Certolizumab pegol as treatment for Crohn’s disease (CD). Sandborn and others studied certolizumab pegol in 662 patients with moderate-to-severe CD who were randomized to receive 400 mg of the drug, or placebo, subcutaneously at weeks 0, 2, and 4, then every 4 weeks. Response rates at 6 weeks were 35% in the certolizumab group and 27% in the placebo group (P = 0.02), but remission rates did not differ significantly at week 6 or 26 (P = 0.17). The safety profiles between the two groups were similar. In a separate paper, Schreiber and colleagues reported the results of maintenance certolizumab therapy for patients who achieved a clinical response to certolizumab induction treatment in the Sandborn study. Patients who responded at 6 weeks were randomized to receive certolizumab, 400 mg, or placebo every 4 weeks through week 24. At week 26, response was maintained in 63% of certolizumab-treated patients compared with 34% of patients receiving placebo (P <0.001). Patients benefited from certolizumab regardless of whether they had previously received infliximab and whether they were taking glucocorticoids or immunosuppressants. Certolizumab pegol appears to be an active agent against moderate-to-severe CD. (Sandborn WJ, et al. N Engl J Med 2007;357:228–238; Schreiber S, et al. N Engl J Med 2007;357:239–250.)  

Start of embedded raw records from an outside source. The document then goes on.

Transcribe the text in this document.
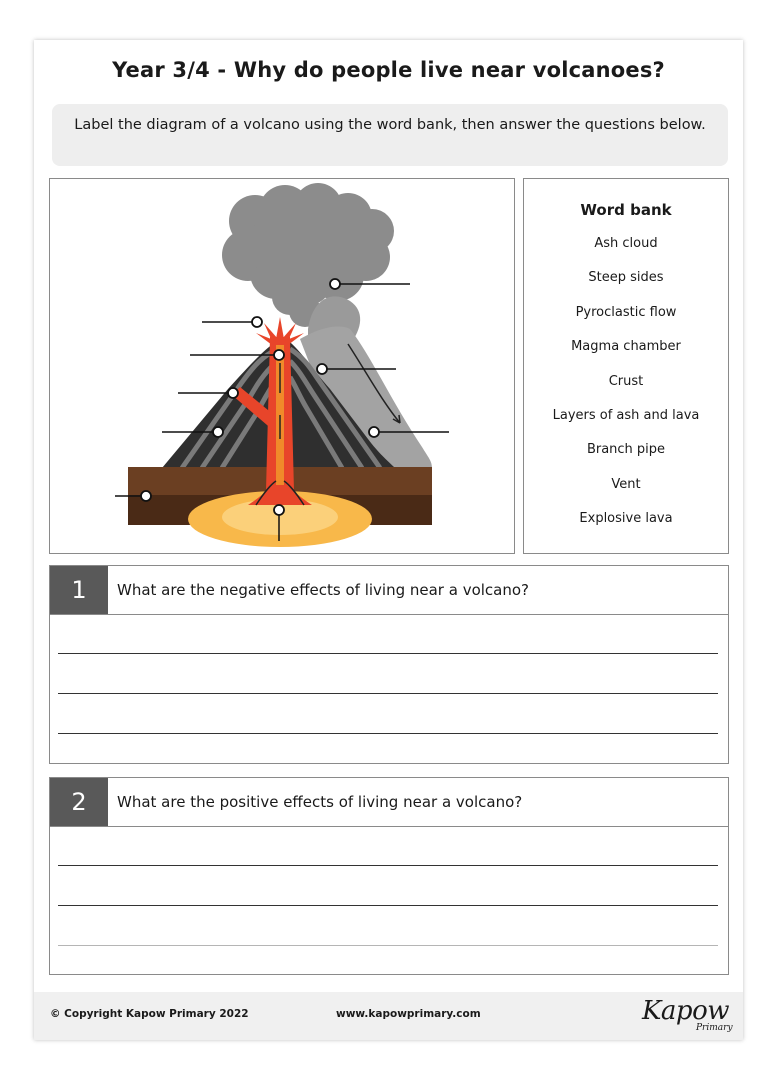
Year 3/4 - Why do people live near volcanoes?
Label the diagram of a volcano using the word bank, then answer the questions below.
Word bank
Ash cloud
Steep sides
Pyroclastic flow
Magma chamber
Crust
Layers of ash and lava
Branch pipe
Vent
Explosive lava
1	What are the negative effects of living near a volcano?
2	What are the positive effects of living near a volcano?
© Copyright Kapow Primary 2022	www.kapowprimary.com	Kapow
Primary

Confirmation of the role of ATG16L1. ATG16L1 was identified as a CD susceptibility gene in a German nonsynonymous single nucleotide polymorphism association study. Two independent case-control studies from Germany, a CD transmission disequilibrium test collection, and an independent cohort study from the United Kingdom confirmed these findings. A weak statistical interaction with CARD15 was observed, and no association with ulcerative colitis (UC) was demonstrated. The current study reported by Cummings and associates included 645 patients with CD and 676 patients with UC. Genotyping studies confirmed a strong association of ATG16L1 with CD. However, no statistical interaction was seen with the three known CD susceptibility genes, CARD15, 1L23R, or IBD5. (Cummings JR, et al. Inflamm Bowel Dis 2007;13:941–946.)  

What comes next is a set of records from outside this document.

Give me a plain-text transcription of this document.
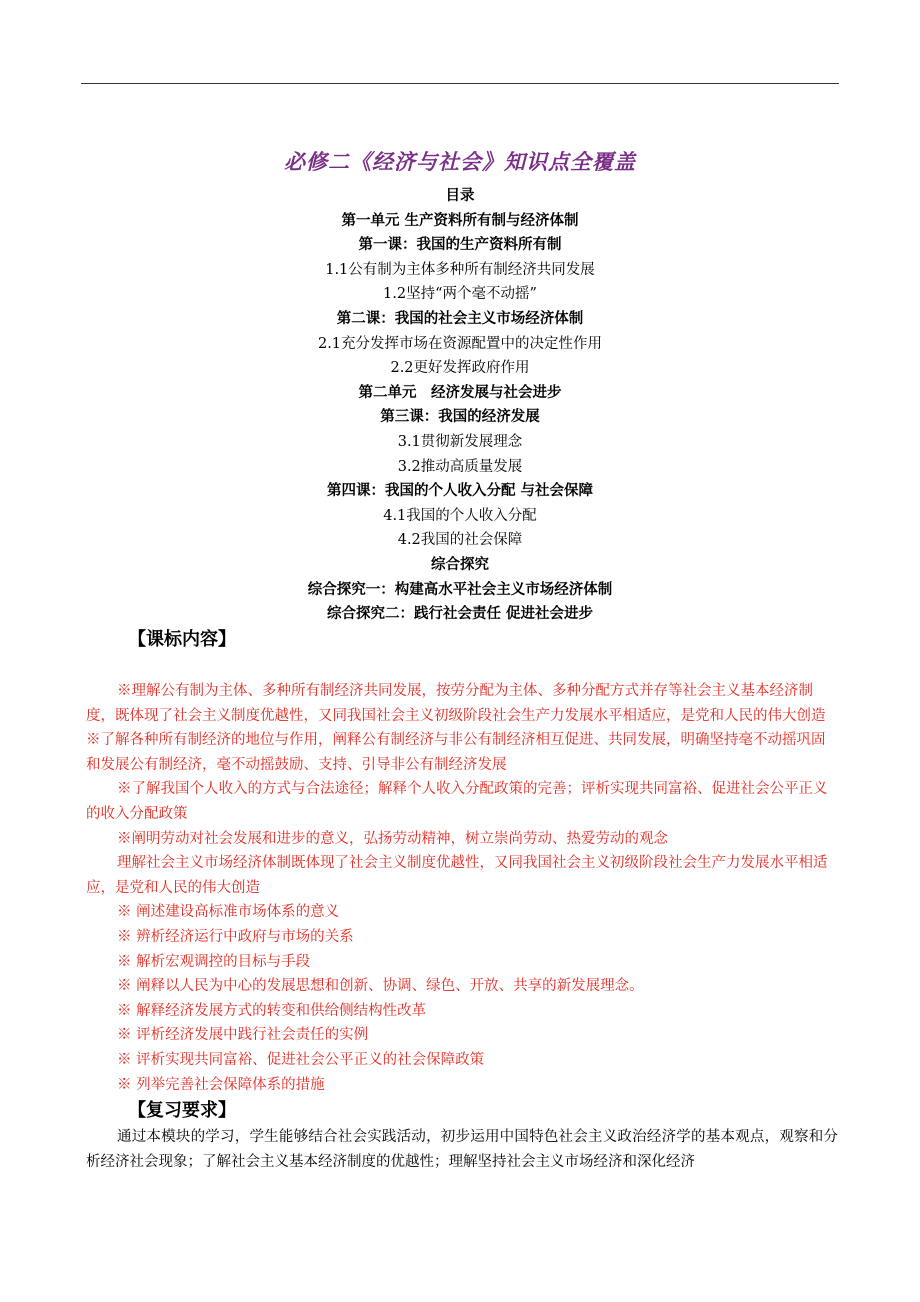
必修二《经济与社会》知识点全覆盖
目录
第一单元 生产资料所有制与经济体制
第一课：我国的生产资料所有制
1.1公有制为主体多种所有制经济共同发展
1.2坚持“两个毫不动摇”
第二课：我国的社会主义市场经济体制
2.1充分发挥市场在资源配置中的决定性作用
2.2更好发挥政府作用
第二单元　经济发展与社会进步
第三课：我国的经济发展
3.1贯彻新发展理念
3.2推动高质量发展
第四课：我国的个人收入分配 与社会保障
4.1我国的个人收入分配
4.2我国的社会保障
综合探究
综合探究一：构建高水平社会主义市场经济体制
综合探究二：践行社会责任 促进社会进步
【课标内容】

※理解公有制为主体、多种所有制经济共同发展，按劳分配为主体、多种分配方式并存等社会主义基本经济制度，既体现了社会主义制度优越性，又同我国社会主义初级阶段社会生产力发展水平相适应，是党和人民的伟大创造

※了解各种所有制经济的地位与作用，阐释公有制经济与非公有制经济相互促进、共同发展，明确坚持毫不动摇巩固和发展公有制经济，毫不动摇鼓励、支持、引导非公有制经济发展

※了解我国个人收入的方式与合法途径；解释个人收入分配政策的完善；评析实现共同富裕、促进社会公平正义的收入分配政策

※阐明劳动对社会发展和进步的意义，弘扬劳动精神，树立崇尚劳动、热爱劳动的观念

理解社会主义市场经济体制既体现了社会主义制度优越性，又同我国社会主义初级阶段社会生产力发展水平相适应，是党和人民的伟大创造

※ 阐述建设高标准市场体系的意义

※ 辨析经济运行中政府与市场的关系

※ 解析宏观调控的目标与手段

※ 阐释以人民为中心的发展思想和创新、协调、绿色、开放、共享的新发展理念。

※ 解释经济发展方式的转变和供给侧结构性改革

※ 评析经济发展中践行社会责任的实例

※ 评析实现共同富裕、促进社会公平正义的社会保障政策

※ 列举完善社会保障体系的措施

【复习要求】

通过本模块的学习，学生能够结合社会实践活动，初步运用中国特色社会主义政治经济学的基本观点，观察和分析经济社会现象；了解社会主义基本经济制度的优越性；理解坚持社会主义市场经济和深化经济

Retrospective analysis of infliximab in patients with UC. Lees and others retrospectively analyzed a cohort of 39 patients with corticosteroid-refractory UC treated with infliximab. Twenty-six patients (66%) achieved a response to infliximab and avoided colectomy during the acute admission. Multivariate analysis identified hypoalbuminemia as a predictor of non-response. Two serious adverse events were reported: one death due to Pseudomonas aeruginosa pneumonia and one case of postoperative fungal septicemia. Infliximab is effective rescue therapy for some patients with acute severe UC; its associated toxicities should be discussed with patients prior to therapy. (Lees CW, et al. Aliment Pharmacol Ther 2007;26:411–419.)  

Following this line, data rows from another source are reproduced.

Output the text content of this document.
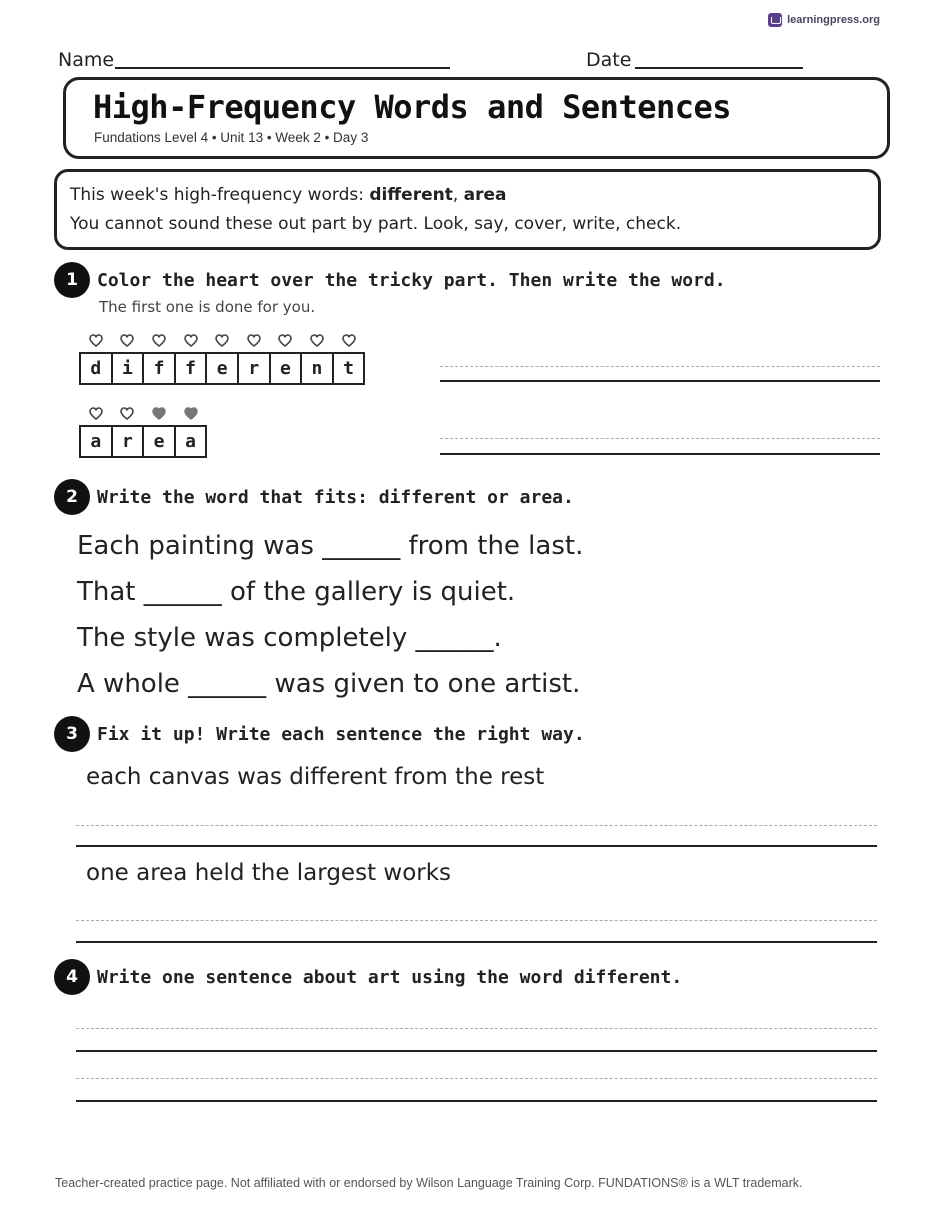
learningpress.org
Name	Date
High-Frequency Words and Sentences
Fundations Level 4 • Unit 13 • Week 2 • Day 3
This week's high-frequency words: different, area
You cannot sound these out part by part. Look, say, cover, write, check.
1	Color the heart over the tricky part. Then write the word.
The first one is done for you.
d i f f e r e n t
a r e a
2	Write the word that fits: different or area.
Each painting was ______ from the last.
That ______ of the gallery is quiet.
The style was completely ______.
A whole ______ was given to one artist.
3	Fix it up! Write each sentence the right way.
each canvas was different from the rest
one area held the largest works
4	Write one sentence about art using the word different.
Teacher-created practice page. Not affiliated with or endorsed by Wilson Language Training Corp. FUNDATIONS® is a WLT trademark.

Immune responses to influenza vaccine. Mamula and co-workers conducted a prospective study in which a single-dose trivalent influenza vaccine was administered to 51 patients with IBD and 29 healthy controls. While the clinical activity of IBD was not affected by vaccination, patients with IBD who received infliximab or immunomodulatory therapy (corticosteroids, 6-mercaptopurine, methotrexate) were less likely to respond to two influenza vaccine antigens (P = 0.018 and 0.0002, respectively). These findings demonstrated that patients with IBD who receive infliximab or immunomodulatory therapy are at risk of inadequate response to vaccination. (Mamula P, et al. Clin Gastroenterol Hepatol 2007;5:851–856.)  

Epithelial barrier disruption and intestinal inflammatory response. The association of epithelial barrier disruption with intestinal inflammation in the interleukin (IL)-10 gene–deficient mouse may be due to an immune response to bacterial antigens. Sydora and colleagues used indomethacin to disrupt the intestinal epithelial barrier of IL-10 gene–deficient mice. Neither indomethacin alone nor oral gavage with nondisease-causing Bacteroides vulgatus alone caused an inflammatory response. However, intestinal exposure to both B vulgatus and indomethacin resulted in an inflammatory mucosal response. This experiment demonstrated that endogenous bacteria can cause an intestinal inflammatory response in the presence of epithelial barrier disruption in genetically predisposed animals. (Sydora BC, et al. Inflamm Bowel Dis 2007;13:947–954.)  

Reproduction in patients with IBD. Heetun and associates reviewed the literature for the best IBD management in reproductive and pregnant populations. While neither male nor female fertility is affected by IBD, sulfasalazine treatment reduces male fertility. Except for methotrexate, IBD drugs appear to be safe in pregnancy. Thus, treatment for the maintenance of remission during gestation is recommended and breast feeding is encouraged. Prospective trials are needed to guide clinicians. (Heetun ZS, et al. Aliment Pharmacol Ther 2007;25:513–533.)

Reviews. Rosh and others reviewed the association of lymphoma with IBD therapy in the August 2007 issue of Inflammatory Bowel Disease. A description of hepatosplenic T-cell lymphoma and case reviews of this complication of CD treatment are presented and available clinical options are explored. In late-breaking news from the 4th International Meeting on Inflammatory Bowel Disease (“On the Way to New Therapies”) held in Capri, Italy, April 9–12, 2006, Latella and others reviewed presentations dealing with genetics, bacteria-host interactions, immunomodulation, and tissue response, as well as the changing role of biotherapy, the risk-benefit ratio of novel therapies, and unmet medical needs. (Rosh JR, et al. Inflamm Bowel Dis 2007;13:1024–1030; Latella G, et al. Inflamm Bowel Dis 2007;13:1031–1050.)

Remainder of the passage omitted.